The Attempt at a Solution

Using the second formula,

11N/2kg=5.5 m/s^2

I would like some advice as to what to do now.

 

[a.k]

Ok, I figured out some more info. on this problem.

For part b,

t=sqrt(2y/ay)

2*-240.1

sqrt(49)

t=7 secs

 

[Doc Al]

Ok, I figured out some more info. on this problem.

For part b,

t=sqrt(2y/ay)

2*-240.1

sqrt(49)

t=7 secs

Good. Now use the horizontal acceleration you calculated to solve part a.

 

[a.k]

So part a,

x=1/2axt^2

1/2(5.5)(7)^2
269.5/2
x=134.75 m

Im not sure if using "x" is correct. It is suppose to show horizontal accel, so ax?

 

[Doc Al]

So part a,

x=1/2axt^2

1/2(5.5)(7)^2
269.5/2
x=134.75 m

Good.

Im not sure if using "x" is correct. It is suppose to show horizontal accel, so ax?

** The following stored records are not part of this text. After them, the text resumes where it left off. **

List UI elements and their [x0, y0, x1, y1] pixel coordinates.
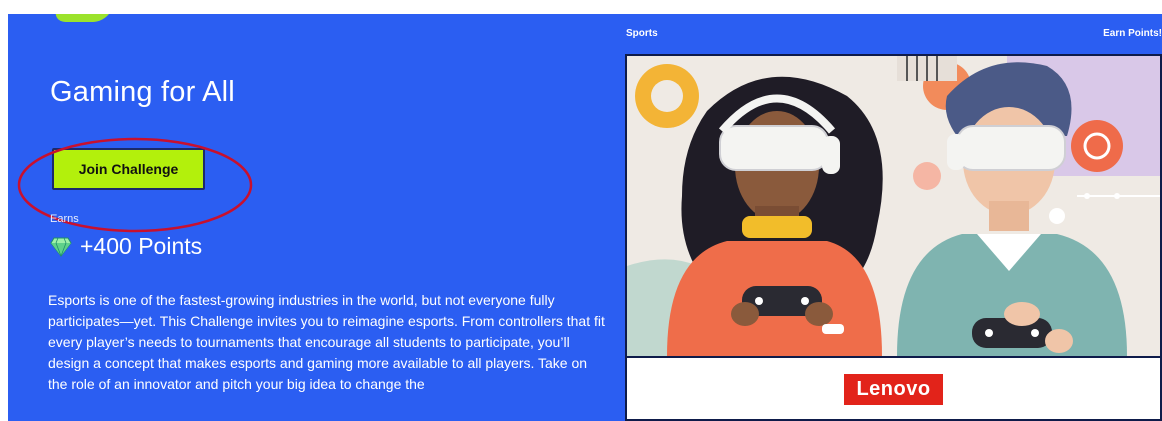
page-title: Gaming for All	[50, 76, 235, 108]
category-label: Sports	[626, 28, 658, 39]
sponsor-area: Lenovo	[627, 356, 1160, 419]
challenge-panel: Gaming for All Join Challenge Earns +400…	[8, 14, 1162, 421]
challenge-illustration	[627, 56, 1160, 356]
sponsor-logo: Lenovo	[844, 374, 943, 405]
challenge-description: Esports is one of the fastest-growing in…	[48, 292, 605, 392]
earns-label: Earns	[50, 213, 79, 225]
logo	[51, 14, 113, 22]
top-strip	[0, 0, 1162, 14]
earn-points-label: Earn Points!	[1103, 28, 1162, 39]
challenge-card[interactable]: Lenovo	[625, 54, 1162, 421]
card-labels: Sports Earn Points!	[626, 28, 1162, 39]
points-value: +400 Points	[80, 233, 203, 259]
gem-icon	[50, 237, 72, 257]
points-display: +400 Points	[50, 233, 202, 260]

Calling the horizontal component of acceleration a_x is fine.

 

[a.k]

Ok I am working on part c and ax is actually 5.5 m/s^2. I am confusing myself.

 

[Doc Al]

Ok I am working on part c and ax is actually 5.5 m/s^2. I am confusing myself.

Find the vertical and horizontal components of the velocity when it hits the ground.

 

[a.k]

Vy=ayt
Vx=axt

Vy=-68.6 m/s
Vx=38.5 m/s

V=sqrt(38.5^2+-68.6^2)
sqrt(6188.21)
V=78.67 m/s

 

[Doc Al]

Good job!